Signore ~ 1

5.5K 477 3
                                    

Sitzea, Tahun 527

"Anda hendak ke mana, Yang Mulia?"

Pertanyaan dari seseorang menghentikan langkah Signore yang baru saja menginjak anak tangga pertama untuk menuju ke penjara bawah tanah. Mahkota Signore berkilat ketika sinar lampu memantul saat ia berbalik, menghadap si penanya.

"Sejak kapan kau menjadi pengasuhku?"

Orang itu tertawa. "Tega sekali kalau kau sampai menjadikanku pengasuh. Bukankah besok kau harus memimpin rapat, sebaiknya kau istirahat."

"Jangan mengaturku!"

Terdengar helaan napas berat ketika Signore tetap menuruni tangga dengan wajah dingin dan kejamnya. Orang itu tetap tidak bisa mencegah apa yang hendak Signore lakukan di penjara bawah tanah. Namun, apapun itu, terdengar buruk bagi si korban.

Rencana utama tahap pertama yang akan dilaksanakan dalam waktu dekat ini sangat mempengaruhi pikiran Signore dan alasan itu cukup untuk membuat Signore harus meluapkan perasaan dan harapannya.
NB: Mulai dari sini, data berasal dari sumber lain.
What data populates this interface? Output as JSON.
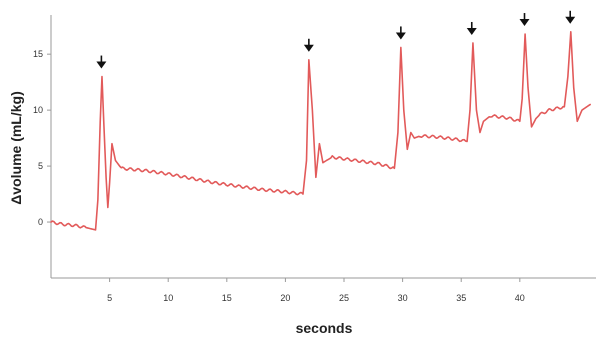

Untuk satu hal mereka beruntung. Setidaknya penjahat dan tawanan di penjara bawah tanah masih memadai untuk stok pelampiasan Signore. Jika tidak, maka para prajurit Sitzea yang akan menjadi pelampiasan Raja Muda itu.

***

Bagian Timur Kerajaan Hughes, Tahun 527.

Tidak jauh dari perbatasan, di sebuah danau yang cukup besar terlihat rumah kecil berwarna putih. Rumah itu tidak besar dan juga tidak kecil, setidaknya rumah itu memiliki 2 kamar tidur, 1 kamar mandi, dapur, dan ruang tamu. Rumah yang nyaman untuk penghuninya.

Rumah itu cukup jauh dari tempat tinggal penduduk juga perkotaan, bisa dikatakan hanya rumah itu satu-satunya yang ada di danau tersebut. Para prajurit yang menjaga perbatasan tidak mempermasalahkan keberadaan rumah itu karena mereka justru bersyukur dengan adanya rumah itu. Terkadang saat mereka melakukan pergantian jaga, beberapa dari mereka bermain ke rumah itu untuk sekedar meminta makanan atau duduk di rerumputan sambil memandang refleksi cahaya matahari atau bulan yang memantul dari danau.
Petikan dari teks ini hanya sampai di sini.